Clay Enos on Mark Twight

"The path of my life has never been fraught with the danger of a thrill-seeker. Instead I’ve moved with the optimistic enthusiasm of a trusting naif. My energy was focused on the so-called arts and contrived adventures along far flung but well-travelled routes. As I sit now to reflect upon one particular beacon named Mark Twight, I’m challenged to give proper weight to his appearance that cold Winter morning in Montreal.

A week prior I’d heard his name for the first time. My cousins and I, sitting in the shadow of Yosemite’s El Capitan, spoke of moving "fast and light" in the mountains. Twight, they said, was the obvious authority on the matter. Jump ahead seven days and I’m on the set of 300 and shaking Mark's hand in quiet astonishment of such a coincidence and with the nervousness felt before a christening of sweat in the Spartan warehouse he called a gym.

It was 2005, I had an idea of what a gym should look like. They were filled with complicated machines isolating particular muscles. The undeniable exactitude of it all was reinforced by stickers of skinless men whose muscles gleamed as they were targeted. To find myself in Thermopylae’s concrete and drywall expanse with nothing recognizable except a truck tire was shocking and inspiring. I was not struck by the physiques of the stuntmen walking around in their leather shorts and crimson robes but of the creativity that had to be expressed in that space. It wasn’t the gear, it was the thinking that distinguished the 300 gym. That space seemed to be a workshop, a lab, an artist's studio in which Mark was crafting so much more than men. Curiosity piqued, I dove in. And with the film’s release, many more would discover and follow.

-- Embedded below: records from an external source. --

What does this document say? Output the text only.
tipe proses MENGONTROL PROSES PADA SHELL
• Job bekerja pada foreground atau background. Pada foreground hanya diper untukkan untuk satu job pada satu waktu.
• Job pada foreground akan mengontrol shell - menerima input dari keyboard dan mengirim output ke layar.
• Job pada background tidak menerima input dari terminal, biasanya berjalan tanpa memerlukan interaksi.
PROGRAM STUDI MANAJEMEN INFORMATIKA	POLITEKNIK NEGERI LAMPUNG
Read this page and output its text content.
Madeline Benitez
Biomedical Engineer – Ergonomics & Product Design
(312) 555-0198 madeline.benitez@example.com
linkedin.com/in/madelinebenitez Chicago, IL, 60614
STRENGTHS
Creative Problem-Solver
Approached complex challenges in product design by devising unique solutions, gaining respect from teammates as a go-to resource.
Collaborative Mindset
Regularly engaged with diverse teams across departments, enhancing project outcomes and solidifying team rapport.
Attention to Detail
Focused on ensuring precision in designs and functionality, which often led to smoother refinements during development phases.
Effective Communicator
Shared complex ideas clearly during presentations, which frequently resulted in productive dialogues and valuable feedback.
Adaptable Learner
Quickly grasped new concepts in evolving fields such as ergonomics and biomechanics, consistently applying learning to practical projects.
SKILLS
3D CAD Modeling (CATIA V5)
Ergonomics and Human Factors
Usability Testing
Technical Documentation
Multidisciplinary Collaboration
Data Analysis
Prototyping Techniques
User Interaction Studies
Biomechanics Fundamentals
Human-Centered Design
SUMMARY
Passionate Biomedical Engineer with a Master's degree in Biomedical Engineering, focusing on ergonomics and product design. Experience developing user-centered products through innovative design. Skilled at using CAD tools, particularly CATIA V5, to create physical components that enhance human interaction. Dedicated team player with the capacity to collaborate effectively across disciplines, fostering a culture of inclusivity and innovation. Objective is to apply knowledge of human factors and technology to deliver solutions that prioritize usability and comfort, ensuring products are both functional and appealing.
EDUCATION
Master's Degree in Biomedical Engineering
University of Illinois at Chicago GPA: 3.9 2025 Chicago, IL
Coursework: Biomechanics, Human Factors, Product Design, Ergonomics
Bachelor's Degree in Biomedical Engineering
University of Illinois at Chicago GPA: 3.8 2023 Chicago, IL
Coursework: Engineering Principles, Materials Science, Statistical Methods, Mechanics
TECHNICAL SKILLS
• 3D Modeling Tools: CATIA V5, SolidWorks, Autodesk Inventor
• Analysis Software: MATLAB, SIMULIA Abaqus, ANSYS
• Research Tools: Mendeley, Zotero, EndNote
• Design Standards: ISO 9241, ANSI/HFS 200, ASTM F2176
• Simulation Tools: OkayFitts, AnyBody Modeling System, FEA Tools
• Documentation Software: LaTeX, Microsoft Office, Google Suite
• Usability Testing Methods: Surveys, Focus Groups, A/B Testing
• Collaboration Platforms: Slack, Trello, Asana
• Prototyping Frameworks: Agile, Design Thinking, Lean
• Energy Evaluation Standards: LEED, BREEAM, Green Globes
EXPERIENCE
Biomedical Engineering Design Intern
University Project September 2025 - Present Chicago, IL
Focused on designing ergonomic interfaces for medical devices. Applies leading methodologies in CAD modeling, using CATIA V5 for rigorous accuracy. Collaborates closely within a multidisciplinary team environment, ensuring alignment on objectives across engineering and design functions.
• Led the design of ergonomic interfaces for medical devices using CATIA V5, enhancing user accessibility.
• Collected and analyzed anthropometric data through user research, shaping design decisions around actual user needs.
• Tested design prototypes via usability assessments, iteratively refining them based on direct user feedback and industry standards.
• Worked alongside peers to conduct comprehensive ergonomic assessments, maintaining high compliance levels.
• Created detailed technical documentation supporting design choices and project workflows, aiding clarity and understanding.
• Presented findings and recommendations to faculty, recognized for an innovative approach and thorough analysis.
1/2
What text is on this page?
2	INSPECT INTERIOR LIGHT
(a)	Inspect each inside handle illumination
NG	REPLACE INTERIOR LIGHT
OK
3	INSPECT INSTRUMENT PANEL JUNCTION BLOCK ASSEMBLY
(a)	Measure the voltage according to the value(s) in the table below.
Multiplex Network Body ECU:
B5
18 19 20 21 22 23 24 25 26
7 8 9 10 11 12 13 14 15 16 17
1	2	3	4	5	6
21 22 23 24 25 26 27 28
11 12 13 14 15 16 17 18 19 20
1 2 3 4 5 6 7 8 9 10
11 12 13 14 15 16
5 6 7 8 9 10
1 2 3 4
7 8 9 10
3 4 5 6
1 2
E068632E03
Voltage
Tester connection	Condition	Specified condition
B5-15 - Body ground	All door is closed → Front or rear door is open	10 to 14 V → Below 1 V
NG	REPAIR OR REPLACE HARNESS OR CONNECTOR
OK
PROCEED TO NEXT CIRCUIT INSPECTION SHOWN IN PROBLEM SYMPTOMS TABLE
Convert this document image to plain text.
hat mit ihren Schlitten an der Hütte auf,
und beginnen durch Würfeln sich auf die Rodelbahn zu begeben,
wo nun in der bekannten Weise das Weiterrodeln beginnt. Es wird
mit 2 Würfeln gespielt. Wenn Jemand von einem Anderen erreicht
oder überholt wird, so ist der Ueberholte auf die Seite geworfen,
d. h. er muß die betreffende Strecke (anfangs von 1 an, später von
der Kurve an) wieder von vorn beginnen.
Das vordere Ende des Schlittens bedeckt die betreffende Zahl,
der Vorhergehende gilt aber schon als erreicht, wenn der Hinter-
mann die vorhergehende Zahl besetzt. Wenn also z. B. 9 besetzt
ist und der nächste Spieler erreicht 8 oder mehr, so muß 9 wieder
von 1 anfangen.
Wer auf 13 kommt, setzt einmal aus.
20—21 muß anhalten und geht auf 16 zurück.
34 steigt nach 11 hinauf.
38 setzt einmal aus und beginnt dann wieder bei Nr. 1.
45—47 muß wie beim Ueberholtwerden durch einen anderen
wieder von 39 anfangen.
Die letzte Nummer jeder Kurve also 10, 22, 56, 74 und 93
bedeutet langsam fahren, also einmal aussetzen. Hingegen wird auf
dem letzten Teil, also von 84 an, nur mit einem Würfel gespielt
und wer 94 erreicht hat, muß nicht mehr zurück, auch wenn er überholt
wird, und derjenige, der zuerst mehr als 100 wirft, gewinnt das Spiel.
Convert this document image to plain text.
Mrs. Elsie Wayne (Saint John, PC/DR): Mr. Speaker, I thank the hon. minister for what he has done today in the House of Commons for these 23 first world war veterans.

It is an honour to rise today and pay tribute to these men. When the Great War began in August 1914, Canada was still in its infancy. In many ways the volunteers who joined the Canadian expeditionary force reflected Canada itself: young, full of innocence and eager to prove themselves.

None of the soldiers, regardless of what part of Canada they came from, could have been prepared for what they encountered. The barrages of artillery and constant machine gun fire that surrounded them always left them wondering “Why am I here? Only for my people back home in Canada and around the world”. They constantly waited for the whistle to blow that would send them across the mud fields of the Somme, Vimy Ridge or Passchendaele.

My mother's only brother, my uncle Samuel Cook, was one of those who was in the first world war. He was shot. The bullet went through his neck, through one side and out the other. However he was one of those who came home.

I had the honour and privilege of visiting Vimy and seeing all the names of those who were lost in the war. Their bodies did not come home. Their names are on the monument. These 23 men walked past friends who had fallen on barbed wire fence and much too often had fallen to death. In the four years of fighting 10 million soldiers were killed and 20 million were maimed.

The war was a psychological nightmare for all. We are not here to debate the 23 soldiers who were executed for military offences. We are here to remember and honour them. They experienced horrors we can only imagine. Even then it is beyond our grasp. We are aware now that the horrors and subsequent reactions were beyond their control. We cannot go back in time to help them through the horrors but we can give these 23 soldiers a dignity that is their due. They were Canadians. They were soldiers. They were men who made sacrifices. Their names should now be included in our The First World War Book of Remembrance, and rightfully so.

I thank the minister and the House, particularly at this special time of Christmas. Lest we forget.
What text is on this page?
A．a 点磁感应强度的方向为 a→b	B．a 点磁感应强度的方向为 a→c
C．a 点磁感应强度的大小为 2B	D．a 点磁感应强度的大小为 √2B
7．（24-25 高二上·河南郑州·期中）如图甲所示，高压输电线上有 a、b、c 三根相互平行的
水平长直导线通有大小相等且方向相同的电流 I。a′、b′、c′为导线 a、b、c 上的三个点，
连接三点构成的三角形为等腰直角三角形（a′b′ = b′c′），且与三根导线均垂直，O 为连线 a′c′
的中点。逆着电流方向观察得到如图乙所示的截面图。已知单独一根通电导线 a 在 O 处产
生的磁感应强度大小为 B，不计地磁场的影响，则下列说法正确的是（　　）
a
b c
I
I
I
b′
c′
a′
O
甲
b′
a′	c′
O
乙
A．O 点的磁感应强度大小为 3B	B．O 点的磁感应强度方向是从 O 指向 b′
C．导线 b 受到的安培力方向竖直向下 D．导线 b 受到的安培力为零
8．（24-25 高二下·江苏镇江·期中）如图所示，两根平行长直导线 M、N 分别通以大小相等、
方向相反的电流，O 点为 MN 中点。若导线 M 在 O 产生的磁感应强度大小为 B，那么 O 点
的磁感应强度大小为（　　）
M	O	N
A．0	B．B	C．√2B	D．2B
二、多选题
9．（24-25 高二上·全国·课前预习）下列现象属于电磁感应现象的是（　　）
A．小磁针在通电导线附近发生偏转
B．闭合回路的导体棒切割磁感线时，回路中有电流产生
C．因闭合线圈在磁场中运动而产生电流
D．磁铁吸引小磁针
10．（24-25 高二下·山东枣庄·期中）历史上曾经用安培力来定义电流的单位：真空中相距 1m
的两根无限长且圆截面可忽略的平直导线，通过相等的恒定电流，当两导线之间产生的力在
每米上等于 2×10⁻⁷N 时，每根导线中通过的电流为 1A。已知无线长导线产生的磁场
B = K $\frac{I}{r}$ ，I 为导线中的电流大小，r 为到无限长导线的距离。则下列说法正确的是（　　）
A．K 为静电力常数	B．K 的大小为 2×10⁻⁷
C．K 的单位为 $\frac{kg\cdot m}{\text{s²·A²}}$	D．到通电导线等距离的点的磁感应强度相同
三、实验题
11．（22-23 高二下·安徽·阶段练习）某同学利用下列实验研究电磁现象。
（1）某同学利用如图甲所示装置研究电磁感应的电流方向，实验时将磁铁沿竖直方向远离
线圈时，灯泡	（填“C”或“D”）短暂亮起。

Learning and experimentation begat friendship, friendship swirled with work, and time honed it all into today’s good fortune. Mark Twight is someone I get to greet almost daily with a smile. I get to train in an on-set gym not dissimilar to that 300 gym (albeit better stocked with the trappings of an evolved enterprise). Eleven years later, the spirit of creativity has not wavered. Inspiration and deep understanding remain a paramount concern, and his pursuits, discoveries and thoughts, generously shared, now affect legions of people better for it.

I know in my heart that my life was changed in Montreal., that my body was changed by Mark's instruction and that I remain inspired. My optimism hurtles me forward, confident in Mark’s continued effort. For all of it, I am grateful."